Since the luxury of old people is remembrance, I will tomorrow look back to some of the more beautiful memories of my happy life. They will be like roses in December as Sir James Barrie would put it. Many of them were retained in a photo album lovingly kept by my mother (she had one for each of us children) that I have, sadly, misplaced. It contained one important picture taken when I was chosen one of the officers during the yearly Boys Week in Manila and we were all taken to Malaca¤ang to visit Governor General Frank Murphy. I approached him and a cameraman took our picture together-Murphy to later become justice of the US Supreme Court and I to become justice of our own Supreme Court. I was only 10 years old then.

When I graduated from the Legarda Elementary School and missed top honors in favor of a girl classmate, all the boys struck and boycotted the commencement exercises. At the Mapa High School, I won an Eversharp fountain pen in a writing contest and earned P2 every time I was published in the Graphic student literary page. At an alumni reunion five years ago, I was widely applauded when I said I was the first editor in chief of our student organ, the Mapazette. I was in UP when the Pacific war broke out and all of us ROTC students were required to report for eventual detail to fight in the front. On Christmas Day, however, we were disbanded and told to go home, leaving what could have been our last feast of lechon and other comestibles.

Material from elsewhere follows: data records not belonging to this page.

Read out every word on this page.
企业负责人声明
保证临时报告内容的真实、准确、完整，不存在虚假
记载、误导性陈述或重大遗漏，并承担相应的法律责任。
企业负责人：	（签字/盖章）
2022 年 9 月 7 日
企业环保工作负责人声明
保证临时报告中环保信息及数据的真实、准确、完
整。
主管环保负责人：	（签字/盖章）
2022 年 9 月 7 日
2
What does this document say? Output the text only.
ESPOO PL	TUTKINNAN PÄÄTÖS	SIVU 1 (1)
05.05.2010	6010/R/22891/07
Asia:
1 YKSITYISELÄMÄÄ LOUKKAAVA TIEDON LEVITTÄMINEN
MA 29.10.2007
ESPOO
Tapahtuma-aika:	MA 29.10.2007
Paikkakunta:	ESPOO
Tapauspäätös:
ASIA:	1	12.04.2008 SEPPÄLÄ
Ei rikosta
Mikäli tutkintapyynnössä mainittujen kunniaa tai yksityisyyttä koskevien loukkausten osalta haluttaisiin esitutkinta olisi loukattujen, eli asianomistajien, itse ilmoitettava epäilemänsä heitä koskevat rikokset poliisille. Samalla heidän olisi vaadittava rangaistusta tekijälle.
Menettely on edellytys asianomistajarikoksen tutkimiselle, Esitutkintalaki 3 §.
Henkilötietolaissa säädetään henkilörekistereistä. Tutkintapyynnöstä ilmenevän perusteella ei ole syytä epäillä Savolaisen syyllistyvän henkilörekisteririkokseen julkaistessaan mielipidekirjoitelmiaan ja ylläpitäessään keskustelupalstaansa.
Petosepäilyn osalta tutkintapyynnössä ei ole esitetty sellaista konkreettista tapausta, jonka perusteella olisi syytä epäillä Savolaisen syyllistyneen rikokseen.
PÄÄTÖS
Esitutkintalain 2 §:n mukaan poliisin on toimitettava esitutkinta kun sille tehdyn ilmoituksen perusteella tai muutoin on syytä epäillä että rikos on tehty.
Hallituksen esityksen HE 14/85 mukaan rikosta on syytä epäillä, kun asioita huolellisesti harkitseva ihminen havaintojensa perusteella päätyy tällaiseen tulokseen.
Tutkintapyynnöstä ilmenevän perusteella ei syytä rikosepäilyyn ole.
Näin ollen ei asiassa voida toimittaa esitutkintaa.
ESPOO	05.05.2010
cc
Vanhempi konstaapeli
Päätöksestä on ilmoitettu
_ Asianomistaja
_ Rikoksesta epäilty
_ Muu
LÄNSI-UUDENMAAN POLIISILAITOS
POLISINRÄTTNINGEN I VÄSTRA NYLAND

Like most young men then, I had my share of female friends and had a special girl friend named Chitang. She had a pretty face and a wonderful figure. One day we had a quarrel and I let it be known to her that I was leaving for Baguio, where my friend Fred was bound the next day. I asked him to send for me a telegram to Chitang reading "I miss you so much. Oceans of love." I learned later that this led to Fred's arrest by the kempetai, who suspected he was talking of MacArthur's return. They kept tapping his head with a steel ruler to force him to confess but finally let him go.

I studied law first in UP and later in MLQ, where I graduated in 1951. I had two sweethearts, Sally in the morning and Caring in the afternoon. When Caring noticed I was wearing Sally's school ring in the afternoon, she broke up with me and for several days attended classes without makeup. She recovered soon enough with Bart, whom she later married, and during our bar review gave me a pile of law books to read. What a sweet girl! I was disappointed later when I placed eighth in the bar exams, a justice of the Supreme Court having earlier congratulated my brother Virgilio that I was No. 2.

As a struggling young married lawyer, I started practicing and later teaching. I chose Political Law at the suggestion of Dr. Jose P. Laurel of the Lyceum, where I in time became dean. Before long, I was a bar reviewer on the subject in practically all the law schools in Metro Manila and was named chair of the Code Commission. When martial law was declared, somebody I did not know saved me from being picked up by the military for attacking Marcos in my lectures. Edsa I saw my appointment to the reorganized Supreme Court, where I stayed for eight and a half years until my retirement in 1994. Now I head another law college in Las Pi¤as and have been writing this column for the past 10 years. Last April I was conferred the degree of Doctor of Laws, honoris causa, by the MLQ University.

It has been a satisfying life so far, but I am not yet ready to write finis to it. That is not for me to do but for Somebody Up There who, I think, is my friend. I will continue to live as I have done these 80 years, worshiping God, respecting my fellow human beings, loving nature, and protecting the little children who will inherit this earth. Then, ad astra.